Maybe the director’s most underrated film, Prince of Darkness (★★★★☆) fashions something original from the hoary satanic panic setup. Carpenter’s go-to harbinger, Donald Pleasance, is the priest who summons a troupe of academics to monitor a giant canister of swirling green matter in the basement of a derelict Los Angeles church. The novelty is the scientific subtext with which Carpenter, writing as “Martin Quatermass”, infuses the story; the film occasionally gets bogged down raving about quantum physics and the uncertainty principle, but it all largely adds an intriguing alien sheen. It’s impressive how much Carpenter produces from so little: the absences and reappearances in the church’s hallways of another trademark ensemble; a creepy astral transmission unsurpassed until Ringu; Alice Cooper; a couple of mirrors. Close to a decade’s experience in horror pays off, with Carpenter working the audience with jump-scares and revolting demises like an old pro. But the true achievement is a sense of ecstatic entropy and corruption that seeps out of every pore.

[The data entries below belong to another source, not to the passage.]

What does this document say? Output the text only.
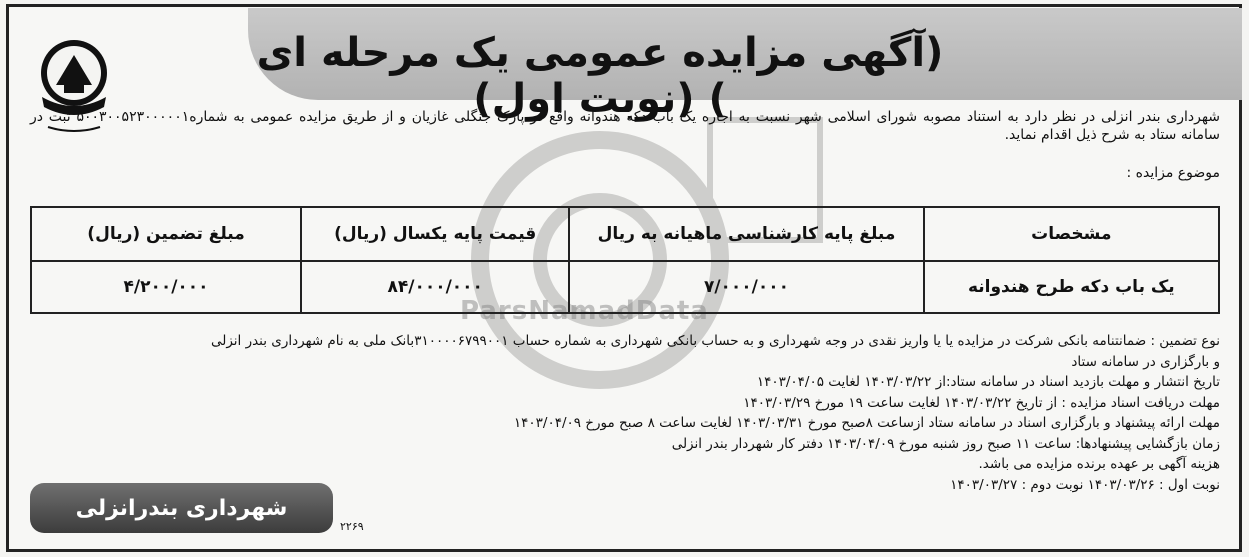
(آگهی مزایده عمومی یک مرحله ای ) (نوبت اول)
ParsNamadData
شهرداری بندر انزلی در نظر دارد به استناد مصوبه شورای اسلامی شهر نسبت به اجاره یک باب دکه هندوانه واقع در پارک جنگلی غازیان و از طریق مزایده عمومی به شماره۵۰۰۳۰۰۵۲۳۰۰۰۰۰۱ ثبت در سامانه ستاد به شرح ذیل اقدام نماید.
موضوع مزایده :
مشخصات	مبلغ پایه کارشناسی ماهیانه به ریال	قیمت پایه یکسال (ریال)	مبلغ تضمین (ریال)
یک باب دکه طرح هندوانه	۷/۰۰۰/۰۰۰	۸۴/۰۰۰/۰۰۰	۴/۲۰۰/۰۰۰
نوع تضمین : ضمانتنامه بانکی شرکت در مزایده یا یا واریز نقدی در وجه شهرداری و به حساب بانکی شهرداری به شماره حساب ۳۱۰۰۰۰۶۷۹۹۰۰۱بانک ملی به نام شهرداری بندر انزلی
و بارگزاری در سامانه ستاد
تاریخ انتشار و مهلت بازدید اسناد در سامانه ستاد:از ۱۴۰۳/۰۳/۲۲ لغایت ۱۴۰۳/۰۴/۰۵
مهلت دریافت اسناد مزایده : از تاریخ ۱۴۰۳/۰۳/۲۲ لغایت ساعت ۱۹ مورخ ۱۴۰۳/۰۳/۲۹
مهلت ارائه پیشنهاد و بارگزاری اسناد در سامانه ستاد ازساعت ۸صبح مورخ ۱۴۰۳/۰۳/۳۱ لغایت ساعت ۸ صبح مورخ ۱۴۰۳/۰۴/۰۹
زمان بازگشایی پیشنهادها: ساعت ۱۱ صبح روز شنبه مورخ ۱۴۰۳/۰۴/۰۹ دفتر کار شهردار بندر انزلی
هزینه آگهی بر عهده برنده مزایده می باشد.
نوبت اول : ۱۴۰۳/۰۳/۲۶ نوبت دوم : ۱۴۰۳/۰۳/۲۷
شهرداری بندرانزلی
۲۲۶۹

If one of Carpenter’s back catalogue was crying out for a remake, it isn’t Halloween but rather They Live (★★★★☆). The film was was responding to the start of the US rust belt and Reagan-era consumerism, but its themes of working-class subjugation and omnipresent media control have only become more pressing. The allegory is framed in fabulously lurid B-movie terms: drifter Nada stumbles on a pair of shades that allow him to see that Earth has been infiltrated by Día de Muertos-faced aliens intent on milking humankind. Played by WWF wrestler Roddy Piper, Nada is deliberately stuck in the cornball idiom of the 80s action hero, with one-liners to match: “Brother, life’s a bitch … and she’s back in heat.” Carpenter’s own ornery attitude to the thankless task of the revolution is summed up in the sequence where, trying to get his partner to don the glasses, Nada street-brawls him for six straight minutes. The Fight Club of the 1980s.